12 July 19 words: Edward Jones

Nottingham Shakespeare Company are bringing Oberon, Puck, Bottom and the gang to various locations around the city... 

On a sunny summer evening, Nottingham Shakespeare Company entertain an audience of all ages with their energetic production of A Midsummer Night’s Dream.

A Midsummer Night’s Dream is perhaps one of Shakespeare’s most famous and widely loved plays, its story of how “the course of true love never did run smooth” between four young Athenians, of feuding fairies and magical transformations and of a hopeless local workers-come-performers continues to delight audiences.

This condensed ninety-minute performance fizzes with energy throughout, the cast absolutely at home in their temporary outdoor setting for the evening – here the D. H. Lawrence Pavilion at Highfields Park. It is a real delight, and a mark of the company’s success, to hear young children in the audience giggling away right up until the last minute of the piece. 

Nottingham Shakespeare Company succeed in making Shakespeare not only relevant to modern audiences, but accessible and thoroughly enjoyable for anyone

The show’s director, Michelle-Louise Wright, commands the stage both vocally and physically as the ever-confident Bottom, leading the mechanicals in their farcical exploits. Cat Prescott makes a delightfully mischievous Puck, skipping around the outdoor stage on tip-toe like a gleeful child, clad, as the other fairies are, in steampunk gear.
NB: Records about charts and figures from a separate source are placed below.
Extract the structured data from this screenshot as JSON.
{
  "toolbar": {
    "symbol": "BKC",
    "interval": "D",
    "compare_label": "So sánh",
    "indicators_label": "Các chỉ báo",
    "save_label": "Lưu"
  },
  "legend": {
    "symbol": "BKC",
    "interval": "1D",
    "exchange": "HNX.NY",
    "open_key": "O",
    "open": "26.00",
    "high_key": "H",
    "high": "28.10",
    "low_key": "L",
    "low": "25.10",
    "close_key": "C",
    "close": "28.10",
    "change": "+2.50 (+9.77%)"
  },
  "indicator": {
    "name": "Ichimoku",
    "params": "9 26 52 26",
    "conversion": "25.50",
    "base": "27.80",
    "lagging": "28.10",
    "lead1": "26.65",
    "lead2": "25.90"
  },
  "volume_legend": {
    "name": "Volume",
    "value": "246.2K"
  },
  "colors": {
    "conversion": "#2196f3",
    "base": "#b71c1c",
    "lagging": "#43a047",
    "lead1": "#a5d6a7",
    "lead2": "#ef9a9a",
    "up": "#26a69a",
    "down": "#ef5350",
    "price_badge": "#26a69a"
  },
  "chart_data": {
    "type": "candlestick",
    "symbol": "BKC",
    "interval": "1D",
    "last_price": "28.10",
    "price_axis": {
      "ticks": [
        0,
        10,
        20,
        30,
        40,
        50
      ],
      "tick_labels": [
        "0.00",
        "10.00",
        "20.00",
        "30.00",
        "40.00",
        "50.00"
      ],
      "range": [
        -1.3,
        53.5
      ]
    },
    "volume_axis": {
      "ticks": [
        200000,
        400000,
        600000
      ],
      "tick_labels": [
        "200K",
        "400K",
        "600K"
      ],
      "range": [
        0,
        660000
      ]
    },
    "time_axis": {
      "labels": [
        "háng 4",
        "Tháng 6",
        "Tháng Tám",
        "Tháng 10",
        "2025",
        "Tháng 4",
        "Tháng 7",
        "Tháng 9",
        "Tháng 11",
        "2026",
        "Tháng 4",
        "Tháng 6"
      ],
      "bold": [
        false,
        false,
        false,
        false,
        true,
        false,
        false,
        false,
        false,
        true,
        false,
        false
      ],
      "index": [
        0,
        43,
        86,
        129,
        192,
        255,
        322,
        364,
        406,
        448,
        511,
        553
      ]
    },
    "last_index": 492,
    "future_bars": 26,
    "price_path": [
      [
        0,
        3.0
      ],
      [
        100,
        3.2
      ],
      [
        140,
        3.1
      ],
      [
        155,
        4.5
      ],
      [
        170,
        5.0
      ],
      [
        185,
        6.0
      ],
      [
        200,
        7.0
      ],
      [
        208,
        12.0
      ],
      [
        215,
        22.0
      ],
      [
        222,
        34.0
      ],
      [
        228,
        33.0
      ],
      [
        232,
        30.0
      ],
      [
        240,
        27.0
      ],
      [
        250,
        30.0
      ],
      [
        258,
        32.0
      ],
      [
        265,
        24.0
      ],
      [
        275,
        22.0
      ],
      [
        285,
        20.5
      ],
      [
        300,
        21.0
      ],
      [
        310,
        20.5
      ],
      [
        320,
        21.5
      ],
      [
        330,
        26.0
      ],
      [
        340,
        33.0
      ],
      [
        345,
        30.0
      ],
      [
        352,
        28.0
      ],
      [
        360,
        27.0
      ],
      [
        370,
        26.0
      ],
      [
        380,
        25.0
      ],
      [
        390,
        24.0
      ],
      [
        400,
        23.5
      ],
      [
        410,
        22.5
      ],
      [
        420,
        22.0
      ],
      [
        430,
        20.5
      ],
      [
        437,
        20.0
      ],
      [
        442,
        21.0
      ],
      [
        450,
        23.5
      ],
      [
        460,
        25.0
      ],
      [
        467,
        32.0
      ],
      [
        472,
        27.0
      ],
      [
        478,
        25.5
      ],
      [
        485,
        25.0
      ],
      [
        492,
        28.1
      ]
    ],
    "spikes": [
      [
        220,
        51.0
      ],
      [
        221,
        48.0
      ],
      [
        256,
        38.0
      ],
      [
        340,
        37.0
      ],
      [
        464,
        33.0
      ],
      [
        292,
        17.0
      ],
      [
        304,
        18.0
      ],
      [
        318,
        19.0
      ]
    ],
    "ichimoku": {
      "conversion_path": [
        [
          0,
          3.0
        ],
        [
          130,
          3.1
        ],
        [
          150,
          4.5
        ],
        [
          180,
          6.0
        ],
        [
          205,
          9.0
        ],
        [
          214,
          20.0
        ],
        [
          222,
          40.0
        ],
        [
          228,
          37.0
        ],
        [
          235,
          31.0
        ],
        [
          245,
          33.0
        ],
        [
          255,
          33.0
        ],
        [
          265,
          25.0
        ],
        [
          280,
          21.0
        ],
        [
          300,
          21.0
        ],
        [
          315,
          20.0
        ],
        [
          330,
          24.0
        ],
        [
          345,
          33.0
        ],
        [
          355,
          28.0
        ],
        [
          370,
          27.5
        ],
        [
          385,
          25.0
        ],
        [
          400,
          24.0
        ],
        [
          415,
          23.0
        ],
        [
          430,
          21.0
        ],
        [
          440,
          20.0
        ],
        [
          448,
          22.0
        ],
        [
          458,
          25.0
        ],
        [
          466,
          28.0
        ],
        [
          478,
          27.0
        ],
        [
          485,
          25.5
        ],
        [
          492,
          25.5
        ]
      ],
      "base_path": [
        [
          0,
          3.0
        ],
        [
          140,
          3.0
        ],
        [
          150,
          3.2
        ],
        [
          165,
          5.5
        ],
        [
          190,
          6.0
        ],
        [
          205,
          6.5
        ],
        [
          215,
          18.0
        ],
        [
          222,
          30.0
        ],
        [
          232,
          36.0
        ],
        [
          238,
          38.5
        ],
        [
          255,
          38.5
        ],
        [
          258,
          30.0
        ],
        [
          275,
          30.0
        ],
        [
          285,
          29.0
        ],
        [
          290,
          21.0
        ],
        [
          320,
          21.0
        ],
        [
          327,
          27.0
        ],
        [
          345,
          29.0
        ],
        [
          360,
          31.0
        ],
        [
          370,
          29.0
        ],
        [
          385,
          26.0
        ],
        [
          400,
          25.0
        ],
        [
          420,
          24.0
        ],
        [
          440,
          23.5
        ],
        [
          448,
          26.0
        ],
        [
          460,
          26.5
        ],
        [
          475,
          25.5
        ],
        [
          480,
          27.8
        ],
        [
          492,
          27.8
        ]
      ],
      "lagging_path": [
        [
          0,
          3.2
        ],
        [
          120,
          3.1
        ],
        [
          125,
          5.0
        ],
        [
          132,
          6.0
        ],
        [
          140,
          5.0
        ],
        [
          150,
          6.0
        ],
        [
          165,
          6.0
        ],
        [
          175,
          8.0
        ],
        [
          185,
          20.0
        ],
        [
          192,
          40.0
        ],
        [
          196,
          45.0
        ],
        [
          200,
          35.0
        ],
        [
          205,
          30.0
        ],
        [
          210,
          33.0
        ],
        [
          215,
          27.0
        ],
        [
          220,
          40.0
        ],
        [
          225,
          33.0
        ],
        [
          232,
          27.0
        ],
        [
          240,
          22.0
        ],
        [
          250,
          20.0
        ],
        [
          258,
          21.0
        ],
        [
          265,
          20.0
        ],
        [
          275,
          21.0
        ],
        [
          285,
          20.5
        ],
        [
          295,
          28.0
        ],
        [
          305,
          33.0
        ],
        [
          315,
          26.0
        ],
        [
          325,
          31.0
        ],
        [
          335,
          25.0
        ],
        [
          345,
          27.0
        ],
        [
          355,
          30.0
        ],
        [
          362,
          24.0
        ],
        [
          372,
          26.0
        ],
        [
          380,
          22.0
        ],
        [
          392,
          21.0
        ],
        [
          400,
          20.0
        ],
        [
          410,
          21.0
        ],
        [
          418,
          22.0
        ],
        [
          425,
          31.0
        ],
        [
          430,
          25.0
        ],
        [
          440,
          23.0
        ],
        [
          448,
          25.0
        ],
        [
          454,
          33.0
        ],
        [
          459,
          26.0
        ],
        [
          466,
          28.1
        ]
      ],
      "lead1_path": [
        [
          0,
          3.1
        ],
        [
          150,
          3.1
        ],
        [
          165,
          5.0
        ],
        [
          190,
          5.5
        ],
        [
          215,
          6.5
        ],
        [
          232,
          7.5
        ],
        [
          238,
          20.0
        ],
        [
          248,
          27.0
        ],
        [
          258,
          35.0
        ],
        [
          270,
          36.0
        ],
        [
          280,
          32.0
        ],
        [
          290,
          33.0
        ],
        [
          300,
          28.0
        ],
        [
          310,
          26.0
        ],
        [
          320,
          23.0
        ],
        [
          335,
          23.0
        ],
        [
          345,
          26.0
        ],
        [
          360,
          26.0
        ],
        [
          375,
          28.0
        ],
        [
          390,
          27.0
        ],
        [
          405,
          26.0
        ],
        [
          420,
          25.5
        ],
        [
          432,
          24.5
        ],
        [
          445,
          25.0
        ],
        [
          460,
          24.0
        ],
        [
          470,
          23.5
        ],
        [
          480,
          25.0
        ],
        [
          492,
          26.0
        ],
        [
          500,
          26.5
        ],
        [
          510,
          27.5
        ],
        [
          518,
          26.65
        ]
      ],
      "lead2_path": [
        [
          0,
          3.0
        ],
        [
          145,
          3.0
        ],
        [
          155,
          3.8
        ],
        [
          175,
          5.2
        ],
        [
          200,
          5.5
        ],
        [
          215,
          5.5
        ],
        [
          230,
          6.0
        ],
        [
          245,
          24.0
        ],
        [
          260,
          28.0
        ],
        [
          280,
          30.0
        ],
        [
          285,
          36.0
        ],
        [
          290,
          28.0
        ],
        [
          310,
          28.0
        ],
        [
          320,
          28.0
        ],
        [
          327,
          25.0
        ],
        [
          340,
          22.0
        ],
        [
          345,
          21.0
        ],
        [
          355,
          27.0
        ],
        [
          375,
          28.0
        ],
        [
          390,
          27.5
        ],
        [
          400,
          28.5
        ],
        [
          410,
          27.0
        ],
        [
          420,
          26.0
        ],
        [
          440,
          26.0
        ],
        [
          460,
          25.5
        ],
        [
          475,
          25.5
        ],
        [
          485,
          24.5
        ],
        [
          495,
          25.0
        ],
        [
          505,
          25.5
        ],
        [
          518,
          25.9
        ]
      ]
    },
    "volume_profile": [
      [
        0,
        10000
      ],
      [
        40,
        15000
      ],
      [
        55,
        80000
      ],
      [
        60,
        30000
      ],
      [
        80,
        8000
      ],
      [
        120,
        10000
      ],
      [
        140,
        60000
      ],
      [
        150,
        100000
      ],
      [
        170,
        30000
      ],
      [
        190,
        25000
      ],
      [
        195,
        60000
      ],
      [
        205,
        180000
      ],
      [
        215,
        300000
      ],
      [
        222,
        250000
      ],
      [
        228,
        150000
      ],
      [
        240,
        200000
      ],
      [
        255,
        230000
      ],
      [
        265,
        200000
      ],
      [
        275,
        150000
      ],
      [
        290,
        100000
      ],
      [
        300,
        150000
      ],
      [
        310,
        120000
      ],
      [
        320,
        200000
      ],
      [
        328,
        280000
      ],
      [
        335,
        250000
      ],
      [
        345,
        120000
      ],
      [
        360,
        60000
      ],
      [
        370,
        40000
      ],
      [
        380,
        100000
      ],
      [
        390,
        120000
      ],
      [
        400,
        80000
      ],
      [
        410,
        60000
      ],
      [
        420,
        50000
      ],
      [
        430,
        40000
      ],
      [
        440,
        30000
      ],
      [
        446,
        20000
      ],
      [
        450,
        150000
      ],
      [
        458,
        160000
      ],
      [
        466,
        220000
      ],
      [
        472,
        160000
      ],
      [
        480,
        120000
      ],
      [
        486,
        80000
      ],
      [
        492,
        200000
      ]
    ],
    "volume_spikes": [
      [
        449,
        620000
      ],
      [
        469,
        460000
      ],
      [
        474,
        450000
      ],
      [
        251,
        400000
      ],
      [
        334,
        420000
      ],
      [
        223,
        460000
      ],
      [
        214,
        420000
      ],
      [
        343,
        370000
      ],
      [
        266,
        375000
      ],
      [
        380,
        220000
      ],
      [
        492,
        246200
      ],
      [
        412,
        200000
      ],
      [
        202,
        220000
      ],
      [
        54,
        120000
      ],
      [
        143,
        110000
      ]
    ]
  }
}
Lottie Martin also deserves great plaudits for her portrayal of Helena, earnestly heartbroken in her pursuit of Demetrius and delightfully angry when she believes both he and Lysander fall under Puck’s spell and are suddenly enamoured with her.  

The company’s motto of ‘Original practice, contemporary relevance’ is realised as Puck leads the company in a Shakespearean reworking of The Mama’s & The Papa’s California Dreamin’ as well as when Bottom later invites the audience to join in with her in the birdie dance.

Nottingham Shakespeare Company succeed in making Shakespeare not only relevant to modern audiences, but accessible and thoroughly enjoyable for anyone, regardless of their knowledge of Shakespeare.